Des blocs de glace provenant des Andes, du Pamir et du Caucase devraient suivre. Une porte-parole du projet de recherche Ice Memory a déclaré que 20 échantillons de glaciers devraient être préservés d’ici 20 ans. Certaines carottes de glace ont déjà été retirées, mais sont toujours dans les réfrigérateurs ou sont en cours d’examen.
Les masses de glace comme « capsules temporelles »
Pour les scientifiques, la glace est un héritage d’une valeur inimaginable. «En tant que capsule temporelle, les carottes de glace contiennent l’atmosphère du passé», explique le projet auquel participent des experts italiens, français et suisses.
Mais le changement climatique menace les masses de glace de la Terre. L’année dernière, le Service mondial d’observation des glaciers (WGMS) de l’Université de Zurich a annoncé que les glaciers avaient perdu près de 9 200 gigatonnes de glace depuis 1976. Cela correspond à un bloc de glace de 25 mètres d’épaisseur de la taille de l’Allemagne.

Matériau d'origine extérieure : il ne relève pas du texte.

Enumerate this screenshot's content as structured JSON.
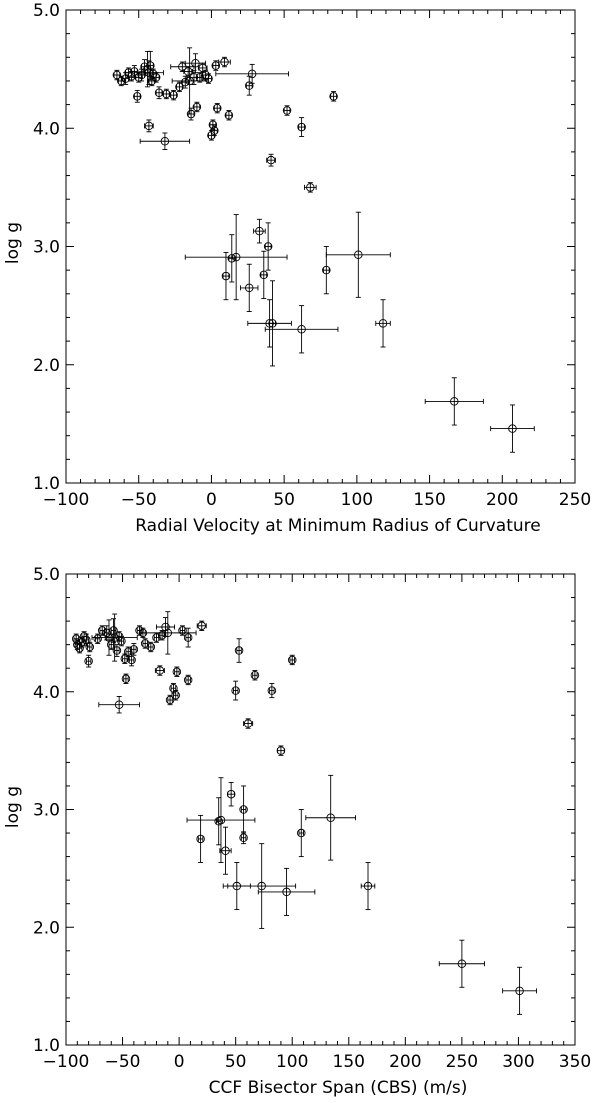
{
  "chart_data": [
    {
      "type": "scatter",
      "title": "",
      "xlabel": "Radial Velocity at Minimum Radius of Curvature",
      "ylabel": "log g",
      "xlim": [
        -100,
        250
      ],
      "ylim": [
        1.0,
        5.0
      ],
      "xticks": [
        -100,
        -50,
        0,
        50,
        100,
        150,
        200,
        250
      ],
      "xtick_labels": [
        "−100",
        "−50",
        "0",
        "50",
        "100",
        "150",
        "200",
        "250"
      ],
      "yticks": [
        1.0,
        2.0,
        3.0,
        4.0,
        5.0
      ],
      "ytick_labels": [
        "1.0",
        "2.0",
        "3.0",
        "4.0",
        "5.0"
      ],
      "points": [
        {
          "x": -65,
          "y": 4.45,
          "xerr": 2,
          "yerr": 0.04
        },
        {
          "x": -62,
          "y": 4.4,
          "xerr": 2,
          "yerr": 0.04
        },
        {
          "x": -59,
          "y": 4.42,
          "xerr": 2,
          "yerr": 0.05
        },
        {
          "x": -57,
          "y": 4.47,
          "xerr": 2,
          "yerr": 0.04
        },
        {
          "x": -55,
          "y": 4.44,
          "xerr": 2,
          "yerr": 0.04
        },
        {
          "x": -53,
          "y": 4.48,
          "xerr": 2,
          "yerr": 0.05
        },
        {
          "x": -51,
          "y": 4.27,
          "xerr": 2,
          "yerr": 0.05
        },
        {
          "x": -50,
          "y": 4.43,
          "xerr": 2,
          "yerr": 0.04
        },
        {
          "x": -48,
          "y": 4.45,
          "xerr": 2,
          "yerr": 0.05
        },
        {
          "x": -46,
          "y": 4.52,
          "xerr": 2,
          "yerr": 0.06
        },
        {
          "x": -44,
          "y": 4.5,
          "xerr": 2,
          "yerr": 0.15
        },
        {
          "x": -43,
          "y": 4.47,
          "xerr": 10,
          "yerr": 0.1
        },
        {
          "x": -42,
          "y": 4.53,
          "xerr": 2,
          "yerr": 0.12
        },
        {
          "x": -41,
          "y": 4.4,
          "xerr": 2,
          "yerr": 0.04
        },
        {
          "x": -40,
          "y": 4.46,
          "xerr": 2,
          "yerr": 0.04
        },
        {
          "x": -38,
          "y": 4.43,
          "xerr": 2,
          "yerr": 0.04
        },
        {
          "x": -36,
          "y": 4.3,
          "xerr": 2,
          "yerr": 0.05
        },
        {
          "x": -43,
          "y": 4.02,
          "xerr": 3,
          "yerr": 0.05
        },
        {
          "x": -32,
          "y": 3.89,
          "xerr": 17,
          "yerr": 0.07
        },
        {
          "x": -31,
          "y": 4.29,
          "xerr": 2,
          "yerr": 0.04
        },
        {
          "x": -26,
          "y": 4.28,
          "xerr": 2,
          "yerr": 0.04
        },
        {
          "x": -22,
          "y": 4.35,
          "xerr": 2,
          "yerr": 0.04
        },
        {
          "x": -20,
          "y": 4.52,
          "xerr": 8,
          "yerr": 0.04
        },
        {
          "x": -18,
          "y": 4.39,
          "xerr": 2,
          "yerr": 0.05
        },
        {
          "x": -16,
          "y": 4.48,
          "xerr": 3,
          "yerr": 0.04
        },
        {
          "x": -15,
          "y": 4.4,
          "xerr": 12,
          "yerr": 0.28
        },
        {
          "x": -14,
          "y": 4.12,
          "xerr": 2,
          "yerr": 0.05
        },
        {
          "x": -12,
          "y": 4.43,
          "xerr": 5,
          "yerr": 0.06
        },
        {
          "x": -11,
          "y": 4.55,
          "xerr": 7,
          "yerr": 0.08
        },
        {
          "x": -10,
          "y": 4.18,
          "xerr": 2,
          "yerr": 0.04
        },
        {
          "x": -8,
          "y": 4.43,
          "xerr": 2,
          "yerr": 0.04
        },
        {
          "x": -6,
          "y": 4.51,
          "xerr": 3,
          "yerr": 0.04
        },
        {
          "x": -4,
          "y": 4.45,
          "xerr": 2,
          "yerr": 0.04
        },
        {
          "x": -2,
          "y": 4.42,
          "xerr": 2,
          "yerr": 0.04
        },
        {
          "x": 0,
          "y": 3.94,
          "xerr": 2,
          "yerr": 0.04
        },
        {
          "x": 1,
          "y": 4.03,
          "xerr": 2,
          "yerr": 0.04
        },
        {
          "x": 2,
          "y": 3.98,
          "xerr": 2,
          "yerr": 0.04
        },
        {
          "x": 3,
          "y": 4.53,
          "xerr": 2,
          "yerr": 0.04
        },
        {
          "x": 4,
          "y": 4.17,
          "xerr": 2,
          "yerr": 0.04
        },
        {
          "x": 9,
          "y": 4.56,
          "xerr": 4,
          "yerr": 0.04
        },
        {
          "x": 12,
          "y": 4.11,
          "xerr": 2,
          "yerr": 0.04
        },
        {
          "x": 26,
          "y": 4.36,
          "xerr": 2,
          "yerr": 0.08
        },
        {
          "x": 28,
          "y": 4.46,
          "xerr": 25,
          "yerr": 0.08
        },
        {
          "x": 52,
          "y": 4.15,
          "xerr": 2,
          "yerr": 0.04
        },
        {
          "x": 62,
          "y": 4.01,
          "xerr": 2,
          "yerr": 0.08
        },
        {
          "x": 84,
          "y": 4.27,
          "xerr": 2,
          "yerr": 0.04
        },
        {
          "x": 41,
          "y": 3.73,
          "xerr": 3,
          "yerr": 0.05
        },
        {
          "x": 68,
          "y": 3.5,
          "xerr": 4,
          "yerr": 0.04
        },
        {
          "x": 10,
          "y": 2.75,
          "xerr": 2,
          "yerr": 0.2
        },
        {
          "x": 14,
          "y": 2.9,
          "xerr": 2,
          "yerr": 0.2
        },
        {
          "x": 17,
          "y": 2.91,
          "xerr": 35,
          "yerr": 0.36
        },
        {
          "x": 26,
          "y": 2.65,
          "xerr": 6,
          "yerr": 0.2
        },
        {
          "x": 33,
          "y": 3.13,
          "xerr": 4,
          "yerr": 0.1
        },
        {
          "x": 36,
          "y": 2.76,
          "xerr": 2,
          "yerr": 0.2
        },
        {
          "x": 39,
          "y": 3.0,
          "xerr": 2,
          "yerr": 0.2
        },
        {
          "x": 40,
          "y": 2.35,
          "xerr": 15,
          "yerr": 0.2
        },
        {
          "x": 42,
          "y": 2.35,
          "xerr": 2,
          "yerr": 0.36
        },
        {
          "x": 62,
          "y": 2.3,
          "xerr": 25,
          "yerr": 0.2
        },
        {
          "x": 79,
          "y": 2.8,
          "xerr": 2,
          "yerr": 0.2
        },
        {
          "x": 101,
          "y": 2.93,
          "xerr": 22,
          "yerr": 0.36
        },
        {
          "x": 118,
          "y": 2.35,
          "xerr": 5,
          "yerr": 0.2
        },
        {
          "x": 167,
          "y": 1.69,
          "xerr": 20,
          "yerr": 0.2
        },
        {
          "x": 207,
          "y": 1.46,
          "xerr": 15,
          "yerr": 0.2
        }
      ]
    },
    {
      "type": "scatter",
      "title": "",
      "xlabel": "CCF Bisector Span (CBS) (m/s)",
      "ylabel": "log g",
      "xlim": [
        -100,
        350
      ],
      "ylim": [
        1.0,
        5.0
      ],
      "xticks": [
        -100,
        -50,
        0,
        50,
        100,
        150,
        200,
        250,
        300,
        350
      ],
      "xtick_labels": [
        "−100",
        "−50",
        "0",
        "50",
        "100",
        "150",
        "200",
        "250",
        "300",
        "350"
      ],
      "yticks": [
        1.0,
        2.0,
        3.0,
        4.0,
        5.0
      ],
      "ytick_labels": [
        "1.0",
        "2.0",
        "3.0",
        "4.0",
        "5.0"
      ],
      "points": [
        {
          "x": -91,
          "y": 4.45,
          "xerr": 2,
          "yerr": 0.04
        },
        {
          "x": -90,
          "y": 4.4,
          "xerr": 2,
          "yerr": 0.04
        },
        {
          "x": -88,
          "y": 4.37,
          "xerr": 2,
          "yerr": 0.04
        },
        {
          "x": -86,
          "y": 4.42,
          "xerr": 2,
          "yerr": 0.04
        },
        {
          "x": -84,
          "y": 4.47,
          "xerr": 2,
          "yerr": 0.04
        },
        {
          "x": -82,
          "y": 4.44,
          "xerr": 2,
          "yerr": 0.05
        },
        {
          "x": -80,
          "y": 4.26,
          "xerr": 2,
          "yerr": 0.05
        },
        {
          "x": -79,
          "y": 4.38,
          "xerr": 2,
          "yerr": 0.04
        },
        {
          "x": -72,
          "y": 4.45,
          "xerr": 2,
          "yerr": 0.04
        },
        {
          "x": -68,
          "y": 4.52,
          "xerr": 2,
          "yerr": 0.04
        },
        {
          "x": -64,
          "y": 4.5,
          "xerr": 2,
          "yerr": 0.06
        },
        {
          "x": -62,
          "y": 4.46,
          "xerr": 2,
          "yerr": 0.15
        },
        {
          "x": -60,
          "y": 4.4,
          "xerr": 2,
          "yerr": 0.04
        },
        {
          "x": -58,
          "y": 4.52,
          "xerr": 2,
          "yerr": 0.1
        },
        {
          "x": -57,
          "y": 4.46,
          "xerr": 20,
          "yerr": 0.2
        },
        {
          "x": -55,
          "y": 4.35,
          "xerr": 2,
          "yerr": 0.05
        },
        {
          "x": -53,
          "y": 4.47,
          "xerr": 2,
          "yerr": 0.04
        },
        {
          "x": -51,
          "y": 4.43,
          "xerr": 2,
          "yerr": 0.04
        },
        {
          "x": -48,
          "y": 4.28,
          "xerr": 2,
          "yerr": 0.04
        },
        {
          "x": -45,
          "y": 4.34,
          "xerr": 2,
          "yerr": 0.04
        },
        {
          "x": -42,
          "y": 4.27,
          "xerr": 2,
          "yerr": 0.05
        },
        {
          "x": -40,
          "y": 4.36,
          "xerr": 2,
          "yerr": 0.05
        },
        {
          "x": -35,
          "y": 4.52,
          "xerr": 2,
          "yerr": 0.04
        },
        {
          "x": -32,
          "y": 4.5,
          "xerr": 2,
          "yerr": 0.04
        },
        {
          "x": -30,
          "y": 4.41,
          "xerr": 2,
          "yerr": 0.04
        },
        {
          "x": -25,
          "y": 4.38,
          "xerr": 2,
          "yerr": 0.04
        },
        {
          "x": -20,
          "y": 4.46,
          "xerr": 2,
          "yerr": 0.04
        },
        {
          "x": -17,
          "y": 4.18,
          "xerr": 4,
          "yerr": 0.04
        },
        {
          "x": -15,
          "y": 4.48,
          "xerr": 2,
          "yerr": 0.04
        },
        {
          "x": -12,
          "y": 4.55,
          "xerr": 8,
          "yerr": 0.08
        },
        {
          "x": -10,
          "y": 4.5,
          "xerr": 25,
          "yerr": 0.18
        },
        {
          "x": -8,
          "y": 3.93,
          "xerr": 2,
          "yerr": 0.04
        },
        {
          "x": -5,
          "y": 4.03,
          "xerr": 2,
          "yerr": 0.04
        },
        {
          "x": -3,
          "y": 3.97,
          "xerr": 2,
          "yerr": 0.04
        },
        {
          "x": -2,
          "y": 4.17,
          "xerr": 2,
          "yerr": 0.04
        },
        {
          "x": 3,
          "y": 4.52,
          "xerr": 2,
          "yerr": 0.04
        },
        {
          "x": 8,
          "y": 4.46,
          "xerr": 2,
          "yerr": 0.08
        },
        {
          "x": 8,
          "y": 4.1,
          "xerr": 2,
          "yerr": 0.04
        },
        {
          "x": 20,
          "y": 4.56,
          "xerr": 4,
          "yerr": 0.04
        },
        {
          "x": -47,
          "y": 4.11,
          "xerr": 2,
          "yerr": 0.04
        },
        {
          "x": -53,
          "y": 3.89,
          "xerr": 18,
          "yerr": 0.07
        },
        {
          "x": 50,
          "y": 4.01,
          "xerr": 2,
          "yerr": 0.08
        },
        {
          "x": 53,
          "y": 4.35,
          "xerr": 2,
          "yerr": 0.1
        },
        {
          "x": 67,
          "y": 4.14,
          "xerr": 2,
          "yerr": 0.04
        },
        {
          "x": 82,
          "y": 4.01,
          "xerr": 2,
          "yerr": 0.06
        },
        {
          "x": 100,
          "y": 4.27,
          "xerr": 2,
          "yerr": 0.04
        },
        {
          "x": 61,
          "y": 3.73,
          "xerr": 4,
          "yerr": 0.04
        },
        {
          "x": 90,
          "y": 3.5,
          "xerr": 3,
          "yerr": 0.04
        },
        {
          "x": 19,
          "y": 2.75,
          "xerr": 2,
          "yerr": 0.2
        },
        {
          "x": 35,
          "y": 2.9,
          "xerr": 2,
          "yerr": 0.2
        },
        {
          "x": 37,
          "y": 2.91,
          "xerr": 30,
          "yerr": 0.36
        },
        {
          "x": 41,
          "y": 2.65,
          "xerr": 5,
          "yerr": 0.2
        },
        {
          "x": 46,
          "y": 3.13,
          "xerr": 3,
          "yerr": 0.1
        },
        {
          "x": 57,
          "y": 3.0,
          "xerr": 2,
          "yerr": 0.2
        },
        {
          "x": 57,
          "y": 2.76,
          "xerr": 2,
          "yerr": 0.05
        },
        {
          "x": 51,
          "y": 2.35,
          "xerr": 12,
          "yerr": 0.2
        },
        {
          "x": 73,
          "y": 2.35,
          "xerr": 30,
          "yerr": 0.36
        },
        {
          "x": 95,
          "y": 2.3,
          "xerr": 25,
          "yerr": 0.2
        },
        {
          "x": 108,
          "y": 2.8,
          "xerr": 2,
          "yerr": 0.2
        },
        {
          "x": 134,
          "y": 2.93,
          "xerr": 22,
          "yerr": 0.36
        },
        {
          "x": 167,
          "y": 2.35,
          "xerr": 6,
          "yerr": 0.2
        },
        {
          "x": 250,
          "y": 1.69,
          "xerr": 20,
          "yerr": 0.2
        },
        {
          "x": 301,
          "y": 1.46,
          "xerr": 15,
          "yerr": 0.2
        }
      ]
    }
  ]
}
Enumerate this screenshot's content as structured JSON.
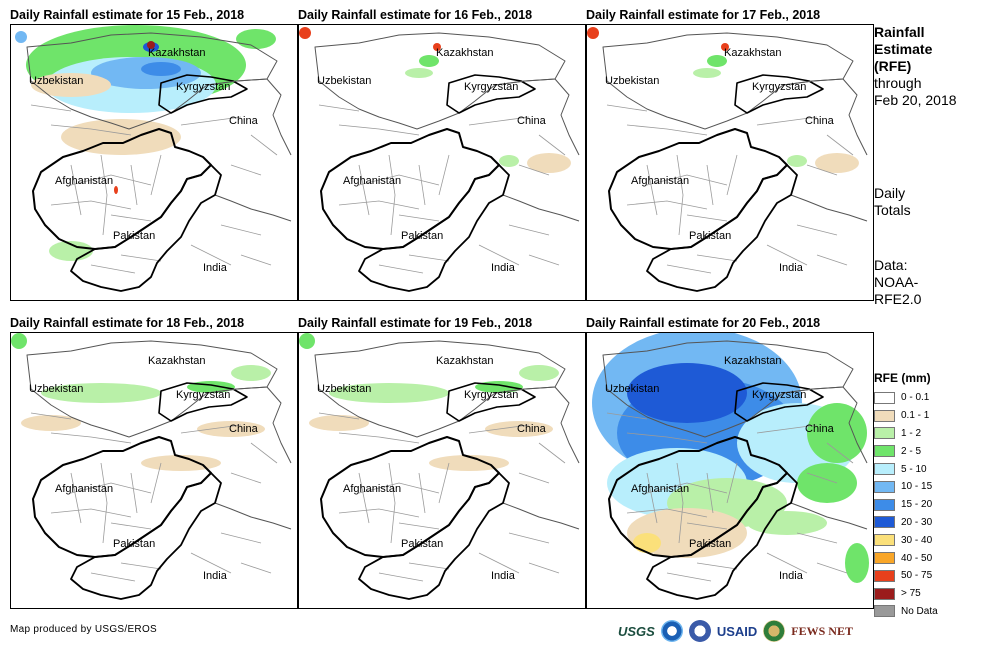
{
  "panels": [
    {
      "title": "Daily Rainfall estimate for 15 Feb., 2018",
      "intensity": "moderate-north"
    },
    {
      "title": "Daily Rainfall estimate for 16 Feb., 2018",
      "intensity": "dry"
    },
    {
      "title": "Daily Rainfall estimate for 17 Feb., 2018",
      "intensity": "dry"
    },
    {
      "title": "Daily Rainfall estimate for 18 Feb., 2018",
      "intensity": "light"
    },
    {
      "title": "Daily Rainfall estimate for 19 Feb., 2018",
      "intensity": "light"
    },
    {
      "title": "Daily Rainfall estimate for 20 Feb., 2018",
      "intensity": "heavy"
    }
  ],
  "map_labels": {
    "kazakhstan": "Kazakhstan",
    "uzbekistan": "Uzbekistan",
    "kyrgyzstan": "Kyrgyzstan",
    "china": "China",
    "afghanistan": "Afghanistan",
    "pakistan": "Pakistan",
    "india": "India"
  },
  "side": {
    "title_lines": [
      "Rainfall",
      "Estimate",
      "(RFE)"
    ],
    "through_lines": [
      "through",
      "Feb 20, 2018"
    ],
    "daily_lines": [
      "Daily",
      "Totals"
    ],
    "data_lines": [
      "Data:",
      "NOAA-",
      "RFE2.0"
    ]
  },
  "legend": {
    "title": "RFE (mm)",
    "items": [
      {
        "label": "0 - 0.1",
        "color": "#ffffff"
      },
      {
        "label": "0.1 - 1",
        "color": "#f0dcbb"
      },
      {
        "label": "1 - 2",
        "color": "#b9f0a8"
      },
      {
        "label": "2 - 5",
        "color": "#6fe46a"
      },
      {
        "label": "5 - 10",
        "color": "#b8eefc"
      },
      {
        "label": "10 - 15",
        "color": "#72b8f3"
      },
      {
        "label": "15 - 20",
        "color": "#3d8ce8"
      },
      {
        "label": "20 - 30",
        "color": "#1e5ad6"
      },
      {
        "label": "30 - 40",
        "color": "#fbe07a"
      },
      {
        "label": "40 - 50",
        "color": "#f9a628"
      },
      {
        "label": "50 - 75",
        "color": "#e8401c"
      },
      {
        "label": "> 75",
        "color": "#9b1c1c"
      },
      {
        "label": "No Data",
        "color": "#999999"
      }
    ]
  },
  "credit": "Map produced by USGS/EROS",
  "logos": {
    "usgs": "USGS",
    "usaid": "USAID",
    "fews": "FEWS NET"
  }
}
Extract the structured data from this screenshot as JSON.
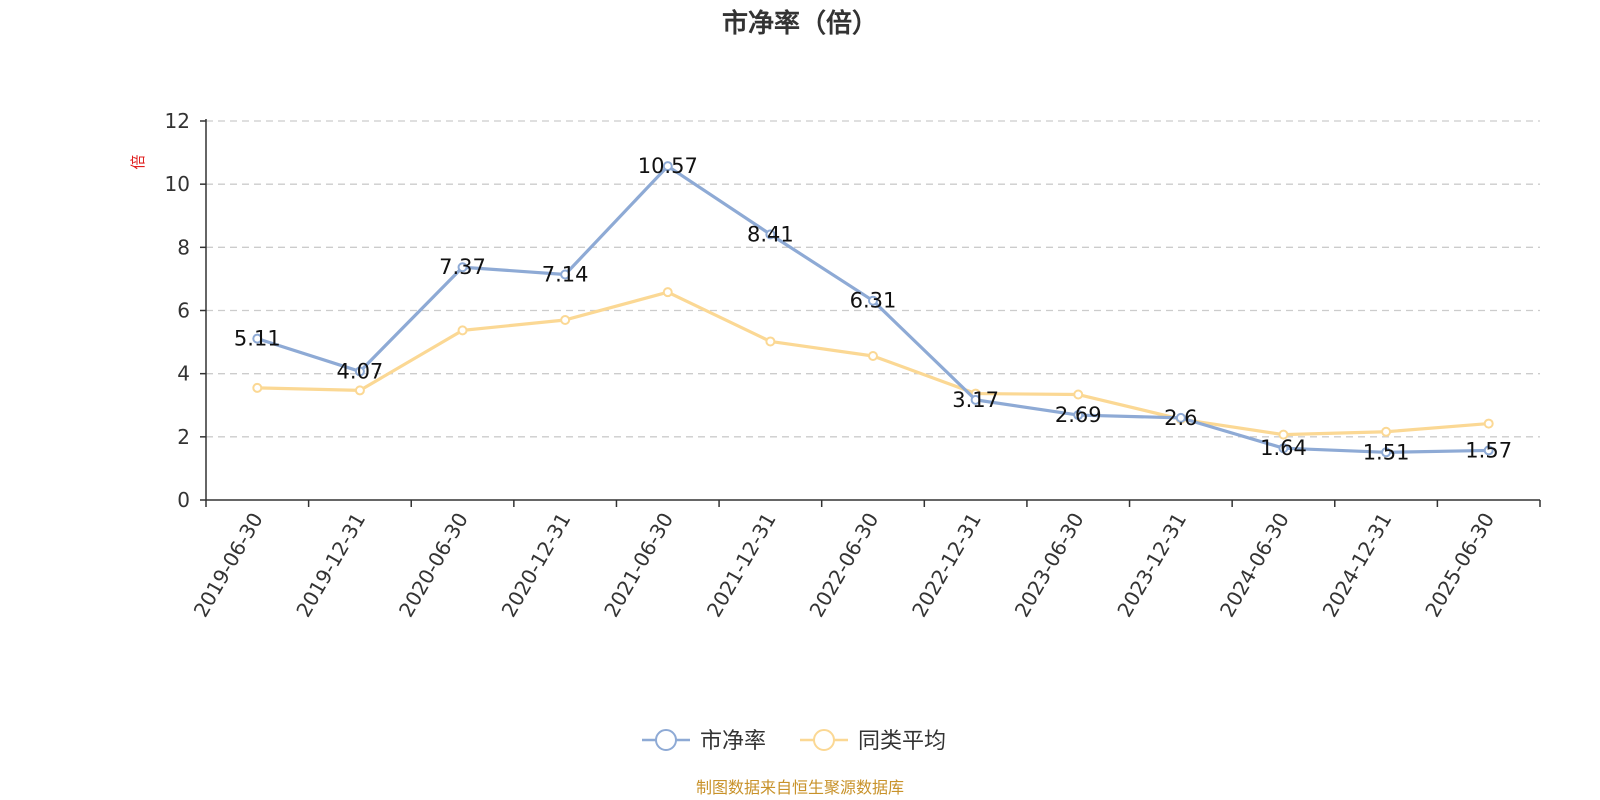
{
  "chart_data": {
    "type": "line",
    "title": "市净率（倍）",
    "ylabel": "倍",
    "ylim": [
      0,
      12
    ],
    "yticks": [
      0,
      2,
      4,
      6,
      8,
      10,
      12
    ],
    "grid": true,
    "legend_position": "bottom",
    "categories": [
      "2019-06-30",
      "2019-12-31",
      "2020-06-30",
      "2020-12-31",
      "2021-06-30",
      "2021-12-31",
      "2022-06-30",
      "2022-12-31",
      "2023-06-30",
      "2023-12-31",
      "2024-06-30",
      "2024-12-31",
      "2025-06-30"
    ],
    "series": [
      {
        "name": "市净率",
        "color": "#8eaad5",
        "show_labels": true,
        "values": [
          5.11,
          4.07,
          7.37,
          7.14,
          10.57,
          8.41,
          6.31,
          3.17,
          2.69,
          2.6,
          1.64,
          1.51,
          1.57
        ]
      },
      {
        "name": "同类平均",
        "color": "#fbd894",
        "show_labels": false,
        "values": [
          3.55,
          3.47,
          5.37,
          5.7,
          6.58,
          5.02,
          4.56,
          3.37,
          3.34,
          2.56,
          2.07,
          2.16,
          2.42
        ]
      }
    ]
  },
  "footer": {
    "source": "制图数据来自恒生聚源数据库"
  }
}
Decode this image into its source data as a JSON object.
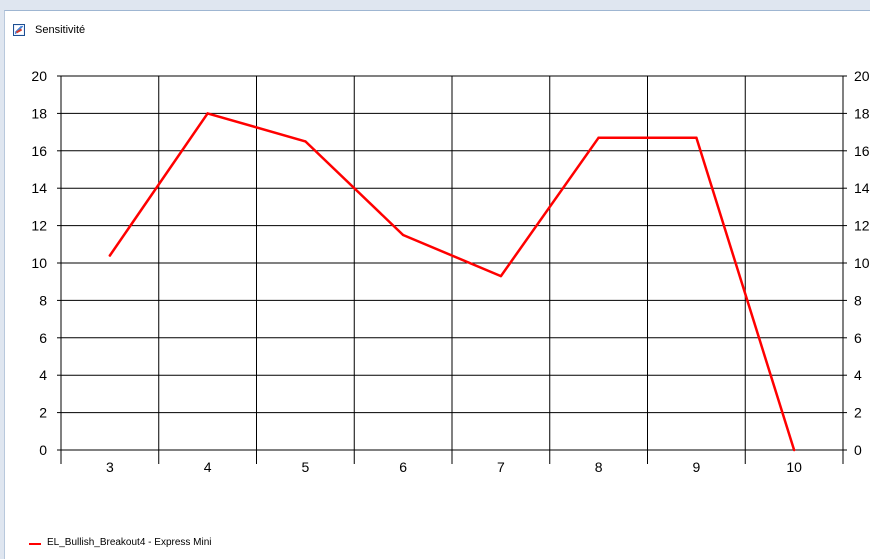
{
  "window": {
    "title": "Sensitivité",
    "icon": "chart-window-icon"
  },
  "chart_data": {
    "type": "line",
    "title": "",
    "xlabel": "",
    "ylabel": "",
    "x": [
      3,
      4,
      5,
      6,
      7,
      8,
      9,
      10
    ],
    "series": [
      {
        "name": "EL_Bullish_Breakout4 - Express Mini",
        "color": "#ff0000",
        "values": [
          10.4,
          18.0,
          16.5,
          11.5,
          9.3,
          16.7,
          16.7,
          0.0
        ]
      }
    ],
    "ylim": [
      0,
      20
    ],
    "yticks": [
      0,
      2,
      4,
      6,
      8,
      10,
      12,
      14,
      16,
      18,
      20
    ],
    "right_axis_ticks": [
      0,
      2,
      4,
      6,
      8,
      10,
      12,
      14,
      16,
      18,
      20
    ],
    "grid": true,
    "legend_position": "bottom-left"
  },
  "legend": {
    "label": "EL_Bullish_Breakout4 - Express Mini"
  }
}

Transport prolongé par temps froid
Un défi particulier pour le projet de protection consiste à amener les masses de glace en Antarctique. Parce que la glace ne doit pas fondre en cours de route. Les deux échantillons de glace ont commencé leur voyage vers la région polaire sud à la mi-octobre. Les 1,7 tonnes de glace voyageaient sur un bateau et étaient stockées à moins 20 degrés Celsius. Nous avons ensuite continué sur un vol spécial, au cours duquel nous avons également dû nous assurer que la précieuse cargaison n’était pas chauffée.